Clayton Stoner turns the puck over against Chicago in an April game at Xcel Energy Center
Minnesota Wild defenseman Clayton Stoner is at the center of a controversy over the shooting of a grizzly bear in an off-limits area last spring in his native Canada.
The Vancouver Sun has published photos of Stoner posing with the head and paw of the bear he shot last May on the coast of British Columbia.
Coastal First Nations, a group of aboriginals that declared an unofficial ban on trophy hunting in the Kwatna Estuary, said the grizzly was "skinned and left to rot in a field."
The 28-year-old player now also in the cross-hairs of the environmental group, which released a 20-minute documentary inspired by Stoner's hunt.
In the film, the group rebukes the NHL starter for leaving the carcass of a 5-year-old grizzly some had nicknamed Cheeky.
For decades, the late spring hunt has been an emotional issue for those who want to protect the bears. Coastal First Nations members say it isn't fair to hunt bears in an area where they are used to being studied and interacting with humans.

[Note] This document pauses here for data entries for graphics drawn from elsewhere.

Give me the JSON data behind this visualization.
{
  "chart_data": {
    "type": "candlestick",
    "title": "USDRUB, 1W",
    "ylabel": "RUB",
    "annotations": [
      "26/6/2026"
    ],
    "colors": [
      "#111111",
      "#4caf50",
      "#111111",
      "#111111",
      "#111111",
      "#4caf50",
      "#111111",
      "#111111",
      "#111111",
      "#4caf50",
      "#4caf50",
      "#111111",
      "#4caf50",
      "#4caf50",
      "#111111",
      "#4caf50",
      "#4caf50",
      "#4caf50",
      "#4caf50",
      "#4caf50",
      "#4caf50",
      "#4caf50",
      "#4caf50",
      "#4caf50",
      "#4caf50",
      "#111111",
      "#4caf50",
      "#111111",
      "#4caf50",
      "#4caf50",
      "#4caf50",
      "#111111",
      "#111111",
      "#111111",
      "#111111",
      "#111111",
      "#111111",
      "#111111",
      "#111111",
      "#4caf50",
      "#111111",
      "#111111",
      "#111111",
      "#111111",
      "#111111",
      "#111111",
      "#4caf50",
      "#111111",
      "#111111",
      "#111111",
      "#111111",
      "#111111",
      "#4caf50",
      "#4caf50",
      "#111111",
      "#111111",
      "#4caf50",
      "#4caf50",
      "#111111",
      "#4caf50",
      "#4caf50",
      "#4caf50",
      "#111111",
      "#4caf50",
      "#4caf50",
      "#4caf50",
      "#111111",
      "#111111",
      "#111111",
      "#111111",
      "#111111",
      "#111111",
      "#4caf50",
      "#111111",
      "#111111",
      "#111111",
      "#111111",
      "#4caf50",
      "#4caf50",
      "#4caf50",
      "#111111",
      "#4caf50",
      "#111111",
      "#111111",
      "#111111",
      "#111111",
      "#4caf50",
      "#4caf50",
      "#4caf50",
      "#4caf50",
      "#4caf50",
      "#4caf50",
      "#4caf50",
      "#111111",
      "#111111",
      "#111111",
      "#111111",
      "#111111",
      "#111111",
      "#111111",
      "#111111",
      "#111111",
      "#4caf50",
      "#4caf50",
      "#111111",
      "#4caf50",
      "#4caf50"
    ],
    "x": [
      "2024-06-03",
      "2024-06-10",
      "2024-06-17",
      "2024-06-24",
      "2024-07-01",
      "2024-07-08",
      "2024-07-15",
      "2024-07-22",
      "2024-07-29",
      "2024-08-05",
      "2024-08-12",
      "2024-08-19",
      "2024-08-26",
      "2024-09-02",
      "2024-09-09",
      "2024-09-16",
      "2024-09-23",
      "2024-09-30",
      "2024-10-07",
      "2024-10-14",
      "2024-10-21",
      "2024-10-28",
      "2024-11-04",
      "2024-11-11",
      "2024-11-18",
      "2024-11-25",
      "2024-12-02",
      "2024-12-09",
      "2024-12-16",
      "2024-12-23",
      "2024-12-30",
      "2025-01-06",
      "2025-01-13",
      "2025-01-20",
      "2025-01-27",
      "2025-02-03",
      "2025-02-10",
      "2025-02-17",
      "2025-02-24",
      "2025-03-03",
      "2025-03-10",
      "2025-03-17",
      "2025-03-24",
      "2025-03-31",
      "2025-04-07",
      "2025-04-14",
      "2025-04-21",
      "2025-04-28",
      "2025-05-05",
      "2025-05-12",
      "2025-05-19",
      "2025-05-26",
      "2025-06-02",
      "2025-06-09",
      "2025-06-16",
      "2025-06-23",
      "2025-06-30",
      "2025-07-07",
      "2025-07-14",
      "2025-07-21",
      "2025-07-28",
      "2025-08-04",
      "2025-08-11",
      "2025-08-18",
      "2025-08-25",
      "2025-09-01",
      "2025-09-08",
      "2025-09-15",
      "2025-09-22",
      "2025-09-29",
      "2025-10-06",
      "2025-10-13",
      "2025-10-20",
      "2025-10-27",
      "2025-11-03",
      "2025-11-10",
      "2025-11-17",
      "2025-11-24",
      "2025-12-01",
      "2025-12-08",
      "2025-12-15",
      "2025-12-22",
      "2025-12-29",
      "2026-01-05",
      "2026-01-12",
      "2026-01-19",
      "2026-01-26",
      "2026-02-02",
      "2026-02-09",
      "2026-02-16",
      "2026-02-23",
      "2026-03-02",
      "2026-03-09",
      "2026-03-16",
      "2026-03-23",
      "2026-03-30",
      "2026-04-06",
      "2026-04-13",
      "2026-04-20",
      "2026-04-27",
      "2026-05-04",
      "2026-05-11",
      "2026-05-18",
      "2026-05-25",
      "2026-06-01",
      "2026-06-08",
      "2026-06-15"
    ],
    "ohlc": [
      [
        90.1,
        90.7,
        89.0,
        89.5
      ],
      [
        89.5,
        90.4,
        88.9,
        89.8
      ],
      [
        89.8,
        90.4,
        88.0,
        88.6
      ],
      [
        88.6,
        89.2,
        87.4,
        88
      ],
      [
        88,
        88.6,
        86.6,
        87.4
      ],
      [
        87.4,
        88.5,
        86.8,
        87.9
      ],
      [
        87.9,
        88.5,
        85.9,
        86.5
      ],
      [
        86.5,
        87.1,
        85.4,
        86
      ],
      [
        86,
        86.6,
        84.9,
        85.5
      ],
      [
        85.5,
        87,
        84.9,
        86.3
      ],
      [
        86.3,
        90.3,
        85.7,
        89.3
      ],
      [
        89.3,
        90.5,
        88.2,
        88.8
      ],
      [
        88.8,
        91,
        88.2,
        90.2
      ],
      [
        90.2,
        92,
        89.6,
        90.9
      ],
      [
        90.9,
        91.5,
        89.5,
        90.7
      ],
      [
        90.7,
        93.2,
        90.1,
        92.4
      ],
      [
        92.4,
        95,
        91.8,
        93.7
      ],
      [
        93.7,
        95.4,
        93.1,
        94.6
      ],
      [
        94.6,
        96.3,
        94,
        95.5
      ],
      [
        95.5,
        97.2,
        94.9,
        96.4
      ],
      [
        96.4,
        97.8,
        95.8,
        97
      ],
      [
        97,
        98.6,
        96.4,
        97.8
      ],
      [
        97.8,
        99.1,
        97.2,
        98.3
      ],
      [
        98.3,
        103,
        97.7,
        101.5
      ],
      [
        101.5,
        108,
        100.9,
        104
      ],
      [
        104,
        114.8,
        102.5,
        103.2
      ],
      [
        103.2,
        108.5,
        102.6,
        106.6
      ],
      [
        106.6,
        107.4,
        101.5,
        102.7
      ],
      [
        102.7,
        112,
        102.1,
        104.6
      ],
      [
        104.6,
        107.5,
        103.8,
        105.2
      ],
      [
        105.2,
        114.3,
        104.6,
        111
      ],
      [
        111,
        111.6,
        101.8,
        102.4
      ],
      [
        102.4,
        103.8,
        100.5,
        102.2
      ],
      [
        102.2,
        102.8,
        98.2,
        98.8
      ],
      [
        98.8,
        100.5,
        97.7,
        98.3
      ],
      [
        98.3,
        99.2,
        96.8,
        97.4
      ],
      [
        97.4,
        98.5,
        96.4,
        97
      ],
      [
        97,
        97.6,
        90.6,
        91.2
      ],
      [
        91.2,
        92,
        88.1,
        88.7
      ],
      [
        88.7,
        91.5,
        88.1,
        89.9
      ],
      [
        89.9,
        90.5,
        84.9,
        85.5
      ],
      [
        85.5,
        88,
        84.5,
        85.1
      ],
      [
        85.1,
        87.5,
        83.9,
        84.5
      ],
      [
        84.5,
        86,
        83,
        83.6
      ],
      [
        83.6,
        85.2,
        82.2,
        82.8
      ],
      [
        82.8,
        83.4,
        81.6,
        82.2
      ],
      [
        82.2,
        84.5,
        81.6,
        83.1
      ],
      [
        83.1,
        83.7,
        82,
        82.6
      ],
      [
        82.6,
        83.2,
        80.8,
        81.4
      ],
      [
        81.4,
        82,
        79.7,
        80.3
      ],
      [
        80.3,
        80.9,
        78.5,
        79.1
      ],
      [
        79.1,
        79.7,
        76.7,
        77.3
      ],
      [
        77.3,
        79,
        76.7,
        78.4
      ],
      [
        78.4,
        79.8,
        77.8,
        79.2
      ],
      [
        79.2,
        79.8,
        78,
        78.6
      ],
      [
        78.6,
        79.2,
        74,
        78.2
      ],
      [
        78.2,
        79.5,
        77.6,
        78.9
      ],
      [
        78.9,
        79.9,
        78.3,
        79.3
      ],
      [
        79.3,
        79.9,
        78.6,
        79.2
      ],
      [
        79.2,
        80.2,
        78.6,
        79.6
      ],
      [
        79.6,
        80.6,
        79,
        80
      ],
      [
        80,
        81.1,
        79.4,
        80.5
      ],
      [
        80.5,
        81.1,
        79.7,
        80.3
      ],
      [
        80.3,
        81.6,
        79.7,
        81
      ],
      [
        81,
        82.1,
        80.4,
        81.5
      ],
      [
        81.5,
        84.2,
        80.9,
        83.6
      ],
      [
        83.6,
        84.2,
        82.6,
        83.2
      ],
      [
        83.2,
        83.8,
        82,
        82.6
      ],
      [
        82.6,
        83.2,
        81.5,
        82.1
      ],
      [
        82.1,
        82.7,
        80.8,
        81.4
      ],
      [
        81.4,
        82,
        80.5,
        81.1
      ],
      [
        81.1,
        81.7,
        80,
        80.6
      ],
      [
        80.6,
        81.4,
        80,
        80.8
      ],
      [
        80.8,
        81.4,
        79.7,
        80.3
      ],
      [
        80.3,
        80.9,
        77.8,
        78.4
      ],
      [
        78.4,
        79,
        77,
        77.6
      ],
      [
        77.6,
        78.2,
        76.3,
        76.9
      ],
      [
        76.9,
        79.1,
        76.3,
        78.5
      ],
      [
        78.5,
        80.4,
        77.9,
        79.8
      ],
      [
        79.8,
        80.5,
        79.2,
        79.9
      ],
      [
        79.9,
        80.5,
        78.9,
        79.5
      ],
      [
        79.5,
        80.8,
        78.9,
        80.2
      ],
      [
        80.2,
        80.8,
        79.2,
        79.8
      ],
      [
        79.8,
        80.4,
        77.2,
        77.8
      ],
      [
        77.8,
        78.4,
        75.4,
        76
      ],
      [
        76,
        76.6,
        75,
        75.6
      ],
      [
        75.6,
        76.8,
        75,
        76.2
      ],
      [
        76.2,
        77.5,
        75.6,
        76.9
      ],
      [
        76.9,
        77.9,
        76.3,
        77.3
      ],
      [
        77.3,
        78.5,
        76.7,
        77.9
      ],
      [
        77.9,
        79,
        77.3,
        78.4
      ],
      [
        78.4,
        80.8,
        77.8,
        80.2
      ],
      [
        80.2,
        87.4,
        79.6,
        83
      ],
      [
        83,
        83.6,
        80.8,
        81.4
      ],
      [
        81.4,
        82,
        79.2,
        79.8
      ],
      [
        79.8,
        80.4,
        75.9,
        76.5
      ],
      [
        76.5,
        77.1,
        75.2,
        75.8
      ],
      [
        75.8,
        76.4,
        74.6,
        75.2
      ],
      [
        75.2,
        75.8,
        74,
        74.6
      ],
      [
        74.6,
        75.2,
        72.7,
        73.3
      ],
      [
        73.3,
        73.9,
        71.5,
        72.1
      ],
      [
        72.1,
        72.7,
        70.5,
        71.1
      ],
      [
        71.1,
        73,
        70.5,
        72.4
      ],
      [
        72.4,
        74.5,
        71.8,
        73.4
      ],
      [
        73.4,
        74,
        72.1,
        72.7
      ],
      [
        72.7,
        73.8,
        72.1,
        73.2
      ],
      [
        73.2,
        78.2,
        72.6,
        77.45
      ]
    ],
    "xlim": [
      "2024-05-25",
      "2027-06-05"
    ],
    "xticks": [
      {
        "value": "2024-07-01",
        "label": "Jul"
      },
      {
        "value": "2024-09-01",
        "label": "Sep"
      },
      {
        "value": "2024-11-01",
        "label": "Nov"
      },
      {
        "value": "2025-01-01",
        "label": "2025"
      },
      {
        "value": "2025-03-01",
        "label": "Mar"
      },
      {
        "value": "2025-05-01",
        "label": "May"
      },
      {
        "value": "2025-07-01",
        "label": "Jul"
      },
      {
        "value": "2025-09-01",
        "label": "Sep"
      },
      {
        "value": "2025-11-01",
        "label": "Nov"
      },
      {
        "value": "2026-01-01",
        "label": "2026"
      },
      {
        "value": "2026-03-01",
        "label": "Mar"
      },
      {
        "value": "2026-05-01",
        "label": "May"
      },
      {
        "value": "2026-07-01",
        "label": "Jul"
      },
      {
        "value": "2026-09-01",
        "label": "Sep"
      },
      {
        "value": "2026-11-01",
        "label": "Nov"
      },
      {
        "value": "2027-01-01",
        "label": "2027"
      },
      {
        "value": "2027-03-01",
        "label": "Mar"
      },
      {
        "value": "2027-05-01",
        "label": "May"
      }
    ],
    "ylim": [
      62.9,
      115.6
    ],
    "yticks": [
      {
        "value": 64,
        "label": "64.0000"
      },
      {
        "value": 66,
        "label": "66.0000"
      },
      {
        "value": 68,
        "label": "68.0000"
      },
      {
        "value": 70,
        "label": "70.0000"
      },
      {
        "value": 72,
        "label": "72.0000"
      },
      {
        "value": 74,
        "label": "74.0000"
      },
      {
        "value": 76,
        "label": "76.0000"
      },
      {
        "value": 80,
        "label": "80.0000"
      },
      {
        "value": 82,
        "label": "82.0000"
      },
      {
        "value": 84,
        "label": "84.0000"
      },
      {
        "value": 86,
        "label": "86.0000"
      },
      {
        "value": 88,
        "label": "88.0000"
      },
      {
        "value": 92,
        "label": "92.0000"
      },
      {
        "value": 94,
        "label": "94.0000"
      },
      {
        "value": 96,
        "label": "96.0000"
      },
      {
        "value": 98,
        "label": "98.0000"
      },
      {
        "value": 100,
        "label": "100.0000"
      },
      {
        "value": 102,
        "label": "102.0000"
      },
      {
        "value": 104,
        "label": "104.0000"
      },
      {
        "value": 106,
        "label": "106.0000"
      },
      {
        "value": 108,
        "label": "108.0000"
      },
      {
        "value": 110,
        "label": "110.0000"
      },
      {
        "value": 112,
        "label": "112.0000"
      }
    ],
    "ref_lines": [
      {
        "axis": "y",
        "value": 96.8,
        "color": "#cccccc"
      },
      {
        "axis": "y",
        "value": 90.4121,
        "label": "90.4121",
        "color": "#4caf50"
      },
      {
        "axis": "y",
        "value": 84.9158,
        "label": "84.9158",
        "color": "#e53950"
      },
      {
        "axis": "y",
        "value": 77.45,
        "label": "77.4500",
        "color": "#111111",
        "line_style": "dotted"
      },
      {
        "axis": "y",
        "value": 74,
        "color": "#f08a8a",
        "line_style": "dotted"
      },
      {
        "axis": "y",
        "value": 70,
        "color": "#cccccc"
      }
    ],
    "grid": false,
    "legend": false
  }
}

The Canadian government is looking into whether the hunt may have violated the Wildlife Act. It also estimates that there are 15,000 grizzlies in the province as well as between 120,000 and 160,000 black bears.
CLAYTON STONER STATEMENT
"I grew up hunting and fishing in British Columbia and continue to enjoy spending time with my family outdoors. I applied for and received a grizzly bear hunting license through a British Columbia limited-entry lottery last winter and shot a grizzly bear with my license while hunting with my father, uncle and a friend in May. I love to hunt and fish and will continue to do so with my family and friends in British Columbia."